Die Stimmung der Unternehmen im Bezirk der IHK zu Lübeck habe sich im Vergleich zum Jahreswechsel 2018/19 etwas eingetrübt, sagte Präses Friederike Kühn. Der aktuellen IHK-Konjunkturumfrage zufolge rechnen nur 14 Prozent der Betriebe mit einer positiven Geschäftsentwicklung. Dagegen befürchten 23 Prozent der Befragten eine Verschlechterung. Im Vorjahr lag die Quote bei 19 Prozent. Belastungen für die Wirtschaft seien die Russland- und Iran-Sanktionen, die Handelspolitik der USA sowie der bevorstehende Brexit.
Der Brexit ist in Stormarn bisher kein großes Thema
Letzterer sei in Stormarn allerdings nicht so ein großes Thema, sagte Jarck. „Die hiesigen Unternehmen haben nicht so intensive Handelsbeziehungen zu Großbritannien.“ Eine weitaus größere Herausforderung sei der Fachkräftemangel. „Die Betriebe stellen weiterhin ein, daher haben wir in Schleswig-Holstein immer noch eine rekordverdächtige Beschäftigung“, sagte Kühn.
In Stormarn herrsche mit 3,1 Prozent die niedrigste Arbeitslosenquote in Schleswig-Holstein. „Wir merken täglich bei der Bewerbersuche, dass kaum noch jemand zu bekommen ist.“ Das bereite vielen Firmen große Sorgen. Ein Lösungsweg könne sein, die vorhandenen Mitarbeiter weiterzuqualifizieren. „Zudem sollte die Digitalisierung genutzt werden, um die Mitarbeiter von einfachen Aufgaben zu entlasten“, sagte Jarck.
Die Zahl der abgeschlossenen Ausbildungsverträge sinkt
„In zehn Jahren werden in Schleswig-Holstein 85.000 Fachkräfte mit dualer Ausbildung fehlen“, sagte IHK-Hauptgeschäftsführer Lars Schöning.
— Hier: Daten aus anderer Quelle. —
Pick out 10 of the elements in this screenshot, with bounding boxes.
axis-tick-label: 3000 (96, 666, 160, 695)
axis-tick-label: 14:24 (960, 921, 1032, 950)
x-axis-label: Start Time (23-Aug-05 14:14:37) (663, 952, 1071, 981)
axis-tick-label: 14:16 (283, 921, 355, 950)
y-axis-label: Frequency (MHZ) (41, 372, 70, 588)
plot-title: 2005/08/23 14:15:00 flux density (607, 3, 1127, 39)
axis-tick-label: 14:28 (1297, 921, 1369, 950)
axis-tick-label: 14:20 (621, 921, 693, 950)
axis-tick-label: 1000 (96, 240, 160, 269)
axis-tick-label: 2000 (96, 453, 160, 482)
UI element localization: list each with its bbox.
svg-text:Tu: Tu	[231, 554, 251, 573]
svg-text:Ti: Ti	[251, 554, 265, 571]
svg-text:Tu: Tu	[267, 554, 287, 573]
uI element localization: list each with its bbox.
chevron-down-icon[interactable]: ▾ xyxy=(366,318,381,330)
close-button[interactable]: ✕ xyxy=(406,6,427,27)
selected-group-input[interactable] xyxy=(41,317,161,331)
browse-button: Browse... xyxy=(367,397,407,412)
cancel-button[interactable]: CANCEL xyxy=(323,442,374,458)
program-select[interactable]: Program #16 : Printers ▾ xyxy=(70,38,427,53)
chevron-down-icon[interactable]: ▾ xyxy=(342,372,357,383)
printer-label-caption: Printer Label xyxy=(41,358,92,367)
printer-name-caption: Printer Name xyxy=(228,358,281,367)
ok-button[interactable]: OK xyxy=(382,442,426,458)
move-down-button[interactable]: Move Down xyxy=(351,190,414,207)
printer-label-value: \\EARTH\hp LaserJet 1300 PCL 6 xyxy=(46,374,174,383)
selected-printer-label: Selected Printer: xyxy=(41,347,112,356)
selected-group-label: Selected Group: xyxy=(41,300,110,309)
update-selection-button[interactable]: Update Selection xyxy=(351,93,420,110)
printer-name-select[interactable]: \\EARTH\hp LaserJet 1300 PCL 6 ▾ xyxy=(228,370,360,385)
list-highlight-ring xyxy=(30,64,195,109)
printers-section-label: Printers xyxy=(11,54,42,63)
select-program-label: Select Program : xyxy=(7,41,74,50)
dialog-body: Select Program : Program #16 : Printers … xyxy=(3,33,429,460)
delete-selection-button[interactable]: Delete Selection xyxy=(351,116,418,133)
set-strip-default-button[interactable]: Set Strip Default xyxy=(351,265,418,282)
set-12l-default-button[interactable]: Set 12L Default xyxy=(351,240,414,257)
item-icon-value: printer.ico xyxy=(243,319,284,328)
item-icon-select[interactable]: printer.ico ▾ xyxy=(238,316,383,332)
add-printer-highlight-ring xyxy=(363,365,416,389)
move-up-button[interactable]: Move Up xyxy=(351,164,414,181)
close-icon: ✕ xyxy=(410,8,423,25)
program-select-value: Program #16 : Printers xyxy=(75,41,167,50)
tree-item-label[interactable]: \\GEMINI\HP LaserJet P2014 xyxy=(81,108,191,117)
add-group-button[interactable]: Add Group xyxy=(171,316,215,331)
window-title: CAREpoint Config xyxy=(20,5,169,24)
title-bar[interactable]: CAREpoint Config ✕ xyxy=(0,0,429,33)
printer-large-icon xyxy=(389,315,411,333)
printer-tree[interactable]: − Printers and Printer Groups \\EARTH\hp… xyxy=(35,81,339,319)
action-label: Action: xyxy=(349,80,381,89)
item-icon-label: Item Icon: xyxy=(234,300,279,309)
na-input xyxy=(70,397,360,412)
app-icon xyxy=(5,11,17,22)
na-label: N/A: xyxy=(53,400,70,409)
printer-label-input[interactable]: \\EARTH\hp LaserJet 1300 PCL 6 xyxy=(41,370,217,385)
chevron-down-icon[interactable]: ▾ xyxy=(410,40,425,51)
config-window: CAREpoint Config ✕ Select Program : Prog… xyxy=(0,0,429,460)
Deshalb sei es wichtig, die Werbung für diese Form des Berufseinstiegs zu verstärken.
3860 aktuelle Ausbildungsverträge registrierte die IHK zum Jahresende. Das sei zwar eine hohe Zahl, so Schöning, aber auch ein Rückgang von 1,45 Prozent im Vergleich zu 2018. „Die Firmen wollen gern mehr ausbilden, es gibt noch freie Stellen in vielen Berufen.“
In einigen Branchen wirke sich der Fachkräftemangel bereits wachstumshemmend aus, sagte Schöning. Besonders gesucht würden Elektroniker, Mechatroniker sowie Fachkräfte für Lagerlogistik. „Dort gibt es inzwischen einen ähnlichen Abwerbungswettbewerb wie in der Hotel- und Gaststättenbranche.“ Auch der Mangel an Berufskraftfahrern werde immer größer. „Wenn wir dieses Problem nicht lösen, werden wir bald extreme Versorgungslücken bekommen“, sagte Schöning.
Viele Stormarner Firmen suchen nach einem Nachfolger
Er lobte, dass die Landesregierung an Gymnasien eine verpflichtende Berufsorientierung eingeführt habe. „Unternehmerisches Denken und Handeln fängt bereits in der Schule an“, sagte der Hauptgeschäftsführer.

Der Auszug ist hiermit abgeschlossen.